Here were some interesting, noteworthy results of my dream dictionary search:

escape: To dream that you escape from jail or some place of confinement, signifies your need to escape from a restrictive situation or attitude. (like, say, a wheelchair?)

dirt: To dream that your clothes are soiled with dirt signifies of a contagious disease that you have been stricken with. (The only contagious aspect of my disease is adding a burden to Jacobs life, but it was close!)

falling off a fence: To dream that you fall from a fence denotes that you are in way over your head in regards to some project which you are incapable of dealing with. (not really bogged down with projects lately, but this is probably referring to medical nonsense that needs to be dealt with more aggressively.)

white: (as in the Mercedes I thieved in dream #2) Purity, perfection, peace, innocence, dignity, cleanliness, awareness, and new beginnings. You may be experiencing a reawakening or have a new outlook on life. (This might not mean anything, since white paint and a mercedes SUV go together like cookies and... me!)

Saturday, February 16, 2008

One medication dropped, another one takes it's place...

After a mild anxiety attack late last night, my doctor decided that I should stop taking my once a night, 25mg of Nortriptyline. I have now been switched to methadone for pain management.

This situation is extremely stressful for my family and for Jacob. I am trying to keep positive so I can get better not only for myself, but for them as well.
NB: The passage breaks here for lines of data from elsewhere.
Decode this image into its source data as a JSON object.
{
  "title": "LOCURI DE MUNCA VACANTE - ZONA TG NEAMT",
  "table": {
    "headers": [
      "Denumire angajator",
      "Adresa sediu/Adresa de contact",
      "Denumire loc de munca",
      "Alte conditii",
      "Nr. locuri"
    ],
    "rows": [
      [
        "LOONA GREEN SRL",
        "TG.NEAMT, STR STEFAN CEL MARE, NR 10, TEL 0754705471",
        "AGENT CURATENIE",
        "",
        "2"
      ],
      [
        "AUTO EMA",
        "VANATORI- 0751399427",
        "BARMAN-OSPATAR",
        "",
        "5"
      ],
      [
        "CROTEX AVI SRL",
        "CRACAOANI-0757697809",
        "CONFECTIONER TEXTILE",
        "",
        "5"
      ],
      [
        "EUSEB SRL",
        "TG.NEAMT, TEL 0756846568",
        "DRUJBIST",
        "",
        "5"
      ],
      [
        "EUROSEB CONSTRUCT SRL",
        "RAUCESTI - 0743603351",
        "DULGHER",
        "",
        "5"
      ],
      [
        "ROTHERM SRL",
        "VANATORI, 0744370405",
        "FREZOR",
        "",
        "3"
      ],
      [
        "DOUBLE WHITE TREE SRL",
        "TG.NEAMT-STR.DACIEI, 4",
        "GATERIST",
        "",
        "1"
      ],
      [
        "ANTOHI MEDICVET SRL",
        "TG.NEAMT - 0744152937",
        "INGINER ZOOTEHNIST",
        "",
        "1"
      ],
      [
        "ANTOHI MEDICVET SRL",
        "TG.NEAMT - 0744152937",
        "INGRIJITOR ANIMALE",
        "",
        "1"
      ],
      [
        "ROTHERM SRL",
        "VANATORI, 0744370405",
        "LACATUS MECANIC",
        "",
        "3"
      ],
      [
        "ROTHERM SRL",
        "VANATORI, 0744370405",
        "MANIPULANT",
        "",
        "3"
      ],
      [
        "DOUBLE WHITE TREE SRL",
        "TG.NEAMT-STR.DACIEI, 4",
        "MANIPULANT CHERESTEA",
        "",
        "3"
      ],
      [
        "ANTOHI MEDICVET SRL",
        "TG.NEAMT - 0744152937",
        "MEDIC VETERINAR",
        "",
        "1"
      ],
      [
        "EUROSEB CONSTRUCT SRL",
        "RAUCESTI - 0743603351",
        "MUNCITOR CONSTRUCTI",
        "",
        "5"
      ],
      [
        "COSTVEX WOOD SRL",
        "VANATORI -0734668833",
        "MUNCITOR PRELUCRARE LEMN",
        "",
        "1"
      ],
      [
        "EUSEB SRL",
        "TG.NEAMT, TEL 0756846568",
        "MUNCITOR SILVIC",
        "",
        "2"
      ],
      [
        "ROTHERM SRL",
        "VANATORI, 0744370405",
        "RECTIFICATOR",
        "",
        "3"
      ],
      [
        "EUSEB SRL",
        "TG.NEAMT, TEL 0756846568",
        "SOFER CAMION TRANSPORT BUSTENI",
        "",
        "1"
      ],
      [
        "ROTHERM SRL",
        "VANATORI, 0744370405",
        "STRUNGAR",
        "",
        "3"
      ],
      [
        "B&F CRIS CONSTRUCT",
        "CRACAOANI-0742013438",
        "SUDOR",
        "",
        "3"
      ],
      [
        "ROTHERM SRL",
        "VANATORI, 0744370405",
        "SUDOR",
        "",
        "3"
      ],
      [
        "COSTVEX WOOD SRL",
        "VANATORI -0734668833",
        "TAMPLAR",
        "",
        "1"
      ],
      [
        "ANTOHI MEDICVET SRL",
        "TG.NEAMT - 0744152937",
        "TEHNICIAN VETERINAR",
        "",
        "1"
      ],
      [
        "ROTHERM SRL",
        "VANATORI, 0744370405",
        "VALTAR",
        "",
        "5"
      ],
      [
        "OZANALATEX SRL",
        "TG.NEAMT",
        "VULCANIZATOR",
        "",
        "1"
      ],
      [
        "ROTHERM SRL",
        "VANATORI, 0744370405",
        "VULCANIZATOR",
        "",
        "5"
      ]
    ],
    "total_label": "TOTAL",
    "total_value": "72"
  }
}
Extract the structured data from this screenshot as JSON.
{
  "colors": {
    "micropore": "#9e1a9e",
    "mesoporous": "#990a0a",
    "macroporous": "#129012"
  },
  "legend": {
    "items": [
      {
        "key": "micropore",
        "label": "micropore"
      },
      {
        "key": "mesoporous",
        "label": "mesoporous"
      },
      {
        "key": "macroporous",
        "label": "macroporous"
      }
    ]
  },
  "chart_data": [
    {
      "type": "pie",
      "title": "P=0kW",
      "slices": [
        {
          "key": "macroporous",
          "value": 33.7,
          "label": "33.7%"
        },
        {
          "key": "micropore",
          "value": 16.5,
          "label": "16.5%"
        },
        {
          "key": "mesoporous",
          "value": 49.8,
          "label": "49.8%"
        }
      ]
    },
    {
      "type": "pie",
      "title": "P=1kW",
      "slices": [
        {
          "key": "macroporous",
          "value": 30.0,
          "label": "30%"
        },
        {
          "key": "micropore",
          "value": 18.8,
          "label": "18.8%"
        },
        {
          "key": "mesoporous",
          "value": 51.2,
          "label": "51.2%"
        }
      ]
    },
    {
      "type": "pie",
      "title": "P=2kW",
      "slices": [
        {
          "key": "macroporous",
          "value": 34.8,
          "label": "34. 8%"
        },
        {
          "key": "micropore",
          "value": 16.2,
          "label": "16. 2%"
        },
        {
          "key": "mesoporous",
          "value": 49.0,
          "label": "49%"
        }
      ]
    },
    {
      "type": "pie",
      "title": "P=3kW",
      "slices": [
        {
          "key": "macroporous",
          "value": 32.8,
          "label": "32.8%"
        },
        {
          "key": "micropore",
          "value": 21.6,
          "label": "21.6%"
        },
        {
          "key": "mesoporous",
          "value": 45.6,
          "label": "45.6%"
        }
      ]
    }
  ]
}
Warning: Cloverfield spoiler!
(Don't make fun of me, I'm just being polite!)

Tonight we went to the movies for the first time since I fell ill. Apparently "Cloverfield" was a bad choice, since I got motion sickness within the first 15 minutes. I rolled myself into the bathroom somehow and allowed myself to experience the savory flavor of the Chinese food I had for dinner once more. My timing couldn't be better... I missed the first shot of the monster and didn't see the Brooklyn Bridge catastrophe.

Either way, it was fun to be out side with Jacob. It was great to get back into acting like my old self again. It was also nice to hit the handicap accessible automatic door button in the mall without feeling like a lazy jerk.

I guess I should try to sleep now. This is where the TLC and Discovery channels prove cable tvs worth.

:)

Thursday, February 14, 2008

Wow, many drugs an entertaining Norah makes!

I'm going to try to broadcast regularly (try being a key word, haha). Yesterday I was feeling quite well, and I had over 4,000 people view my page. It was a strange feeling to be told I was inspiring to others; I have always felt like a person who takes more than they give back, which is why I attempted the charity challenger channel. I always wanted to make a difference in the world, but I suppose now the world is too big a task for me to handle. If I help just a few people to smile, and feel better about their lives, that is enough of a difference.

In other news, thank you to Justopia for the cookies! I hear they arrived safely to the JTV headquarters, and some were put aside for little ole me! As always, I'm excited at the prospect of having home baked cookies! I wish I was there, but its not easy to get around this hill infested city in a wheelchair, so I'll wait for the Jacob express to deliver them.

:)

Monday, February 11, 2008

So much better than broadcasting..

I've been brooding armed with Tori Amos songs and a journal. My pain medication is down to 6 pills (I'm supposed to take 8 a day), and I have been trying to refrain from using what is left. It is excruciatingly painful to move, and yet stupidly I hold out, anticipating it to get worse. I can't stand dealing with doctors, I hate being on drugs, so I'm refusing to call for a refill. Now I'm just laying here, listening to depressing music (yes, and writing a blog obviously!)

I'm sorry the tone of this isn't more pleasant. I've realized the pain medication was keeping my positivity afloat during the day. Every night I stay awake till the early morning, haunted by thoughts and fears formed by this illness and creepy darkness. Now apparently I'm mopey during the daytime as well.

I'm sorry to everyone who I haven't been responding to or friendly with. Hopefully I'll get some good news and come out of this funk.